Was Jesus blunt in presenting this analogy? Does it send shock wave through you? Oh yes, very much so. His teaching on the way to obtain and maintain spiritual salvation is like a sword because it separates people into those who believe and those who do not. Jesus is saying specifically that his teaching will cut through families like a sword, with some family members believing and following Jesus' teaching and other family members rejecting Jesus' teaching.
Scripture shows us very clearly how Jesus divides people. Jesus confronts us with the truth. He is "the truth" (John 14:6). We have to respond. The way we respond divides us. We can either accept the truth [Him] or reject it [Him]. If we think we can be neutral or ignore it [Him], that is ultimately a form of rejection.
By his coming to earth, Jesus confronted us in a new way with God's eternal truth. Men had to react to this confrontation. No more could humanity stand on neutral ground. People’s reaction divided them into two groups, those who accepted Jesus and those who rejected him. It was not unusual then, and is not unusual today, to have different members within the same family be in these different groups.
The Scriptural view is clear... the world is divided into two groups: those who believe in Jesus Christ and those who do not believe in him, those who are in the kingdom of God and those who are in the kingdom of darkness. There is no middle ground. There is no room for fence-sitters. Jesus said, "He who is not with me is against me" (Matthew 12:30).
Split loyalty will not work. You cannot serve more than one God. "No one can serve two masters...” (Matthew 6:24). Christians should not be "yoked together with unbelievers. For what do righteousness and wickedness have in common? What fellowship can light have with darkness? What harmony is there between Christ and Belial?" (2 Corinthians 6:14-15).
A Christian’s perspective should be like that of the apostle Paul, who saw the pain and trials of this life as nothing when compared to the joys of heaven (2 Corinthians 4:16-18). Jesus does not minimize the price of discipleship, because of the magnitude of the prize of discipleship.
God is eternal, man is not. Nothing clarifies your life more than death, wether it’s yours or someone close to you. We love our parents and our children, those are non-negotiable aspects of growing up in Christ. But who do we owe our allegiance to? Ask yourself, when you became a Christian, who did you commit your life to? Was it a mortal or immortal eternal commitment?

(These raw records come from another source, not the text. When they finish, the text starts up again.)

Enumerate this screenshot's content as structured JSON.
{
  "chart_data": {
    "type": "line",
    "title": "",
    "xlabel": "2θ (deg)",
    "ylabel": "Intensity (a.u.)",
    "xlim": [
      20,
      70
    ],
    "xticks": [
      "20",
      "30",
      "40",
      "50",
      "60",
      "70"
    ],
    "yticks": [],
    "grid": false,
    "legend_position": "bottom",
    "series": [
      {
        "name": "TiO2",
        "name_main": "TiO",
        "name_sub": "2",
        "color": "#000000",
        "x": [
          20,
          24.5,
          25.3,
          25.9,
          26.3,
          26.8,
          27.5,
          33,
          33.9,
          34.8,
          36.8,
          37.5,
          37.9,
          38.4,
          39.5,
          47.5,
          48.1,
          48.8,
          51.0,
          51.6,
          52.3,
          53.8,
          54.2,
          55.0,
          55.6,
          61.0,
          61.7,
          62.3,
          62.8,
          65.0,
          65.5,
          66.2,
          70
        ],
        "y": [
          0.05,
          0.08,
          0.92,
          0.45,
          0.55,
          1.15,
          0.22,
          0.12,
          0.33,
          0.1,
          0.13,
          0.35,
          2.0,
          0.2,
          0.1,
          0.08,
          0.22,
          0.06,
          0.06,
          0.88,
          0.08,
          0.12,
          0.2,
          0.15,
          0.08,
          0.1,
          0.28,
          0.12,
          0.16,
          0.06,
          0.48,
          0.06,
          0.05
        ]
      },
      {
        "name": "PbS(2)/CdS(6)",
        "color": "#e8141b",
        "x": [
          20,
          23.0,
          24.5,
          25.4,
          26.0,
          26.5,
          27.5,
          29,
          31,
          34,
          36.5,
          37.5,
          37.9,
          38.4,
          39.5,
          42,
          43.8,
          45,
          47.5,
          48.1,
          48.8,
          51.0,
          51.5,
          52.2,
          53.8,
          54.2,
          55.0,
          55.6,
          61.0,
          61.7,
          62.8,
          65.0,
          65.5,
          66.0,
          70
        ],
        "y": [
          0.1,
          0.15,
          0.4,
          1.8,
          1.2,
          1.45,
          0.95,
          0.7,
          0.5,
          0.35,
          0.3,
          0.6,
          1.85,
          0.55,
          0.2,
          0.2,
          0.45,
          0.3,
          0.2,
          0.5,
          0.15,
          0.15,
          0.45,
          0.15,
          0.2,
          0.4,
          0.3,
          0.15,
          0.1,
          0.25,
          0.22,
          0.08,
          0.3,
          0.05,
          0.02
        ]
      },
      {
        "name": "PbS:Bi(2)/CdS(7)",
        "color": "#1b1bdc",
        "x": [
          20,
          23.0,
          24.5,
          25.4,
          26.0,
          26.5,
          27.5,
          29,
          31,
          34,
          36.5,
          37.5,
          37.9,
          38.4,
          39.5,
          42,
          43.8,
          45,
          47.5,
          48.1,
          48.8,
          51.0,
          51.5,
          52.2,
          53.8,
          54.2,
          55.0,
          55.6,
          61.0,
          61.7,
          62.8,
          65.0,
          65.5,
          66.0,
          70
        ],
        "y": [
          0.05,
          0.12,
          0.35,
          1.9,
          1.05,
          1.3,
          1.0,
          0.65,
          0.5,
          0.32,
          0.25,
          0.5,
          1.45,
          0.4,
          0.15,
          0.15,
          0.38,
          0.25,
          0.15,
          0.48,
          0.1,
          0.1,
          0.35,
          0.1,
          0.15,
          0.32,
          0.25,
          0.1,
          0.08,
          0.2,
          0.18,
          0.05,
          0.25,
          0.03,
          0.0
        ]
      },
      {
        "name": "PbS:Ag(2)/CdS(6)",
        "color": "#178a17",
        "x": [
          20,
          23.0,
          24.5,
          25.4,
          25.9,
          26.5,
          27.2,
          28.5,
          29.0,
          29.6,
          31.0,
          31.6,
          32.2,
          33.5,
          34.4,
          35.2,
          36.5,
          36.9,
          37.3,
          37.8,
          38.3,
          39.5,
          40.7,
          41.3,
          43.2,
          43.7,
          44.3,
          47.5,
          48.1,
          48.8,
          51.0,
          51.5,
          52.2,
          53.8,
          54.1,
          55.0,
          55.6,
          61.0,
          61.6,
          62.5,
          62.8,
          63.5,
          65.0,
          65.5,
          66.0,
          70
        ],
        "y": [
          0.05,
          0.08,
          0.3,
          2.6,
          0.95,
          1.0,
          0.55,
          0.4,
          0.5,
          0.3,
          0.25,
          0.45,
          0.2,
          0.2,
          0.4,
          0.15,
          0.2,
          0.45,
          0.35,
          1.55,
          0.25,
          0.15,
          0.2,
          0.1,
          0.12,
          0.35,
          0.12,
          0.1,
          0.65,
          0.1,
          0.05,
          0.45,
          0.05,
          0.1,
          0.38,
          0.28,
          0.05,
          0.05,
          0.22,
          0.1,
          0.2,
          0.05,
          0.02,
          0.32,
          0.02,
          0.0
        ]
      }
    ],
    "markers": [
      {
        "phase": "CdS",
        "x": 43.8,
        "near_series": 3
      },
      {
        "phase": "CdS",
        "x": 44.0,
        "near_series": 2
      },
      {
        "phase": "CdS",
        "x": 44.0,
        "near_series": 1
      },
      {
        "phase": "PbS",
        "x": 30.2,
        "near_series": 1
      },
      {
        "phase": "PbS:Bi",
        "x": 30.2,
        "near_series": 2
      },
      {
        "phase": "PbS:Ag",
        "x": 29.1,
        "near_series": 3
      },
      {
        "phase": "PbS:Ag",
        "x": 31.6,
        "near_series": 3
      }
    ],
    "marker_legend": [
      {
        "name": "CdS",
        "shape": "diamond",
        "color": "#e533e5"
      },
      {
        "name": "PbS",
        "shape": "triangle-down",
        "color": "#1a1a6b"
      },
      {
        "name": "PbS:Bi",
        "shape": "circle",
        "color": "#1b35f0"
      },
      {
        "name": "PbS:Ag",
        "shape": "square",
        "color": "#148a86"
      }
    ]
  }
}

Ultimately our allegiance does not belong to our mortal family members, but totally and exclusively to the Eternal Living God.
Most of us didn’t give a thought to the notion that when we invited Jesus Christ into our lives, he would bring a sword, with the intent to cut away the “gods we have placed before Him.” That turns our life upside down, and at some point we are confronted with choosing who will be first in our lives... God or someone else. Sometimes our allegiance to our family, conflicts with our allegiance to Christ. And in those moments we are confronted with the true depth of our faith.
As you contemplate Christ as the risen Savior and reigning King this Christmas season, think about the depth of your commitment to Him. Is He first, really first?